Perhaps the most fascinating thing about bamboo production is that up until a few years ago, bamboo construction was not considered feasible, and only very poor people built houses with it because inevitable bug infestation meant that the poles would lose their integrity after just a couple of years. However, they’ve developed a system of treating the bamboo with a borax/boric acid solution, which has solved the insect problem.

We saw how they choose different pieces for projects including flooring, furniture, and fixtures. We heard many times throughout the day about how “the boss” (John Hardy, I assume) hates using glue, but that it’s occasionally a necessary evil (both because it’s not natural and it’s quite costly) – a concern they still have to solve.

We weren’t allowed to take photos inside the bamboo factory, but based on the enthusiasm of our guide, it seems like they take a lot of pride in working with this material and creating beautiful, usable homes and furnishings.

Bamboo. Who knew? The stuff of dreams, and maybe even our homes of the future.

More on the Green School vision on John Hardy’s Ted Talk: 

And, more on the Green Village design on Elora Hardy’s Ted Talk:

If you go:

Tours can be booked separately or as a package for the Green School, Green Village, and Bamboo Factory.
Website: Green School Tours 
LocationLocation Map (approximately 20 minutes north of Denpasar or 15 minutes south of Ubud)
Phone: +62 361 469 875
Transport: You will need a driver to transport you between locations, if you are not self-driving. Or, pre-book a driver from the Green School for around $2.50 USD per person (call first).
Clothing: Wear comfortable walking shoes. There is significant climbing of stairs at both Green School and Green Village, and may not be accessible for guests with mobility issues. 
Children were welcome. Under age 6 are free.
Food is available at the Green Village. Water bottles may be refilled at the Green School and light snacks are provided after the tour.

16 thoughts on “A Visit to the Green School and Green Village, Bali

  1. christie

    This is just amazing!! thank you so much for this post I am going to look into the green school some more 🙂 It is very intriguing!! I would love to send my kids there, don’t know how hubby would feel about up rooting our family to bali though!!

    1. Cristin Post author

      It’s definitely a life decision, though I suppose there are worse places to uproot your life to! I wish there were more schools like this around the world.

  2. Shari from GoodFoodWeek

    Gosh – what an amazing experience. It would be wonderful to be able to truly amerce yourself into this lifestyle for a while {especially teaching your children that there is more to life then what they see at home}.

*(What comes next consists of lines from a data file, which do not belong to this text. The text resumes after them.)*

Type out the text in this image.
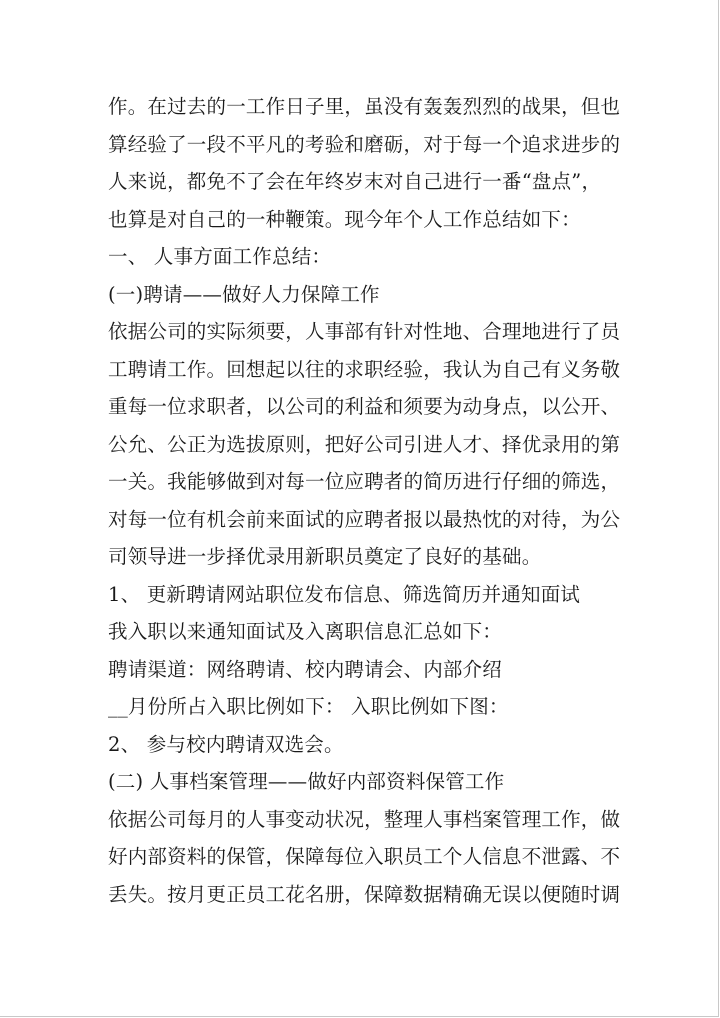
作。在过去的一工作日子里，虽没有轰轰烈烈的战果，但也
算经验了一段不平凡的考验和磨砺，对于每一个追求进步的
人来说，都免不了会在年终岁末对自己进行一番“盘点”，
也算是对自己的一种鞭策。现今年个人工作总结如下：
一、 人事方面工作总结：
(一)聘请——做好人力保障工作
依据公司的实际须要，人事部有针对性地、合理地进行了员
工聘请工作。回想起以往的求职经验，我认为自己有义务敬
重每一位求职者，以公司的利益和须要为动身点，以公开、
公允、公正为选拔原则，把好公司引进人才、择优录用的第
一关。我能够做到对每一位应聘者的简历进行仔细的筛选，
对每一位有机会前来面试的应聘者报以最热忱的对待，为公
司领导进一步择优录用新职员奠定了良好的基础。
1、 更新聘请网站职位发布信息、筛选简历并通知面试
我入职以来通知面试及入离职信息汇总如下：
聘请渠道：网络聘请、校内聘请会、内部介绍
__月份所占入职比例如下： 入职比例如下图：
2、 参与校内聘请双选会。
(二) 人事档案管理——做好内部资料保管工作
依据公司每月的人事变动状况，整理人事档案管理工作，做
好内部资料的保管，保障每位入职员工个人信息不泄露、不
丢失。按月更正员工花名册，保障数据精确无误以便随时调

    1. Cristin Post author

      Yes! I came away thinking that even a year at this school would probably change the way kids think forever, which is pretty powerful.

  3. Lauren

    Looks amazing! What a unique school. I don’t know how I would cope teaching there though – I like the 4 walls and structure of my classroom and school.

  4. Helen K

    How fascinating! That would be an amazing environment to live in for a while – and how good to hear they are able to build more sustainably (both from a cost and environmental point of view). Really interesting. Curious now about the school itself – i’ll have to watch the Ted talk 🙂

  5. Jacq Writes World

    This place looks majestic! I am at a loss for words and just in awe at what they’ve done. It is sustainable and teaches the younger generation to think outside the box. At present, kids are encouraged to embrace digital gadgets but this opportunity provides nature play and imaginative thinking which I think is more beneficial in the long run.

    1. Cristin Post author

      It really does have a special feeling about it (wish we could have seen the kids using the space!). Our guide did say that he thought they probably needed to engage a little more with technology to keep up, but I agree that kids are really missing out on engaging with the natural world, and it’s so necessary for them.

  6. waseem akram

    Never saw so much stuff made of bamboo in one place. Excellant use of bamboo and some remarkable engineering. Also, never have I seen a bamboo quad bike before. I hope more people jump on the going green bandwagon and build bamboo structures like these. Really contributes towards sustainable development.